Peace and Love to my 15 year old self
We are more than our worst year. For me that would be my 15th year. I have had hard times in life like most of us but I have the most regret and the shame for the choices made by my 15 year self. But as I venture into finding myself in this second chapter of my life, I need to make peace with my past. Looking back now I have compassion, sadness and forgiveness for that lost girl that was me. I understand her choices were lead by fear, wanting to be loved a lot of self destruction and flat out giving up on life.
To understand fully we have to go back to the 5-12 year old girl who was sexually abused by her step father. Attempting to break my soul and spirt. But I am stronger than that and I would not be broken but it was touch and go that 15th year.
The downward spiral began when I lost my so to speak virginity (first consensual sex) with a boy I adored. He then broke up with me the next day and told everyone. My reputation was trashed, I was now a slut. I was heart broken, I even moved away for a while and lived with my Dad. When I returned 6 moths later I was still a slut in a small town. I honestly just wanted someone anyone to love me, I went about it wrong. I had decided if that is what you think of me that is what I will be “Fuck it”. So yes, I began sleeping around but in my heart I was hoping one of those boys would love me, save me. They did not and things only got worse for me. I became depressed, started drinking and taking drugs. I was very suicidal. Things at school got worse and worse for me, whispers, gossip and girls bullying me. I was scared to go to school, I wanted to disappear. There were a lot of things said about me that were true, I was ashamed because deep down I knew that was not me. Walking down the hall things would be thrown at me, I was held down in the bathroom while senior girls drew on my face with a marker. I was hit in the face twice by sisters of all things, one on the last day for school and the the other the middle of the next year. That was the final straw for me and I walked out of the school with a bloody nose cracked nose and soon to be 2 black eyes. I never walked back into that school again, never said good bye to my friends. I felt so invisible who would even notice I was gone. I went home crying and begged my mother to get me out of that town. You know what, she did. That was the best thing she ever did for me. I was scared of who I was becoming and more afraid I would take the only way out I knew by killing myself. We left, I never looked back.

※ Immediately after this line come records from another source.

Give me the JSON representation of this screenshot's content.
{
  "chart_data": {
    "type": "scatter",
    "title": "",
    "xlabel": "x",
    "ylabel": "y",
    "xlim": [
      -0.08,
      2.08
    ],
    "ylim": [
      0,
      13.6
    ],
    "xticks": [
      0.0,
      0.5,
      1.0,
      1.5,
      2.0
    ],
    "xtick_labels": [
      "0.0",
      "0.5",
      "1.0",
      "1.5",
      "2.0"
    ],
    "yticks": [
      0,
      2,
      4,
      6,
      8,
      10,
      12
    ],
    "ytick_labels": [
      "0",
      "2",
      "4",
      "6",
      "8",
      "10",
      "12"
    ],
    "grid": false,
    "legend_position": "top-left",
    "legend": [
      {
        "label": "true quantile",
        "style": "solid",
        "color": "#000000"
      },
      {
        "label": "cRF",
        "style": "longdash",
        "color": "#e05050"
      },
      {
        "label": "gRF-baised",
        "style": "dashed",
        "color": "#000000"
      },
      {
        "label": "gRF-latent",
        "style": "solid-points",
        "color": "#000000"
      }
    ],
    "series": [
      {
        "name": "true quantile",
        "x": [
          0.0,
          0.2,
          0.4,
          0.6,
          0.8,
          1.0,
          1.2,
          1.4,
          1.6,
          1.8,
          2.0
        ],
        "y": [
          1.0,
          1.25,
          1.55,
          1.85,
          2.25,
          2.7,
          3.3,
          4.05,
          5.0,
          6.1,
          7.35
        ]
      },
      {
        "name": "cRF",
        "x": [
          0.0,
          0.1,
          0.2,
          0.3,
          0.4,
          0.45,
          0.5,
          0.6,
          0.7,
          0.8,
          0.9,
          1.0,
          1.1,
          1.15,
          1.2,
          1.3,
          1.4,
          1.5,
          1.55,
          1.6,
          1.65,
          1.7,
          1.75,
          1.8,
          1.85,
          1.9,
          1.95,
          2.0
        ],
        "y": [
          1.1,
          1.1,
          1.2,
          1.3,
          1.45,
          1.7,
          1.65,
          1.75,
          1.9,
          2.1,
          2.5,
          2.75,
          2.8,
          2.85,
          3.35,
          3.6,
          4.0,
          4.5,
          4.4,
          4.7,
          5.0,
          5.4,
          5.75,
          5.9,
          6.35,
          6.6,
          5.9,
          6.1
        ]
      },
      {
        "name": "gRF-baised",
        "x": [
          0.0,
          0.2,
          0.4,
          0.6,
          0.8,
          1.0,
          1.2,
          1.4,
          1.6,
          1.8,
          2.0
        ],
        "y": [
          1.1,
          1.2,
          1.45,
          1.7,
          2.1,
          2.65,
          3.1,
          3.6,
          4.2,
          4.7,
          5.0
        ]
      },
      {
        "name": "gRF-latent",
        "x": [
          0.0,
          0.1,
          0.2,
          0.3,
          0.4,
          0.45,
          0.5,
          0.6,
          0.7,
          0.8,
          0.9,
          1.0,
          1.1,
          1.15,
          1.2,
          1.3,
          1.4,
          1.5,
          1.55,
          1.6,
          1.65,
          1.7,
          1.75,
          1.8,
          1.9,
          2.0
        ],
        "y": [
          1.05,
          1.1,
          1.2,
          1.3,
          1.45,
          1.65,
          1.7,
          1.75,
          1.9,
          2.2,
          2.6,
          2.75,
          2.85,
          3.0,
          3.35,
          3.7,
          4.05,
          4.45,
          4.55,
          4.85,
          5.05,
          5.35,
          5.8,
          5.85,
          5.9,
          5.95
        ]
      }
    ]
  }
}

She moved me to a new town and I reinvented myself, I became the girl I knew I was deep in my heart. I made new friends, did not sleep around, did not do drugs. I changed my own life at 15. I was always so sad and embraced about that time in my life but I am more than that year. Now I look back at that girl and think how brave she was to start her life over and I feel sad for what she went through. I had always thought I was making those choices and I did in theory but it was a perfect storm leading me in that direction. I am sad no one saw how much pain I was in and how much help I needed.
I have gone on to have a wonderful life and I am proud of who I am and who I was. 15 year old girl, I love you and it’s ok.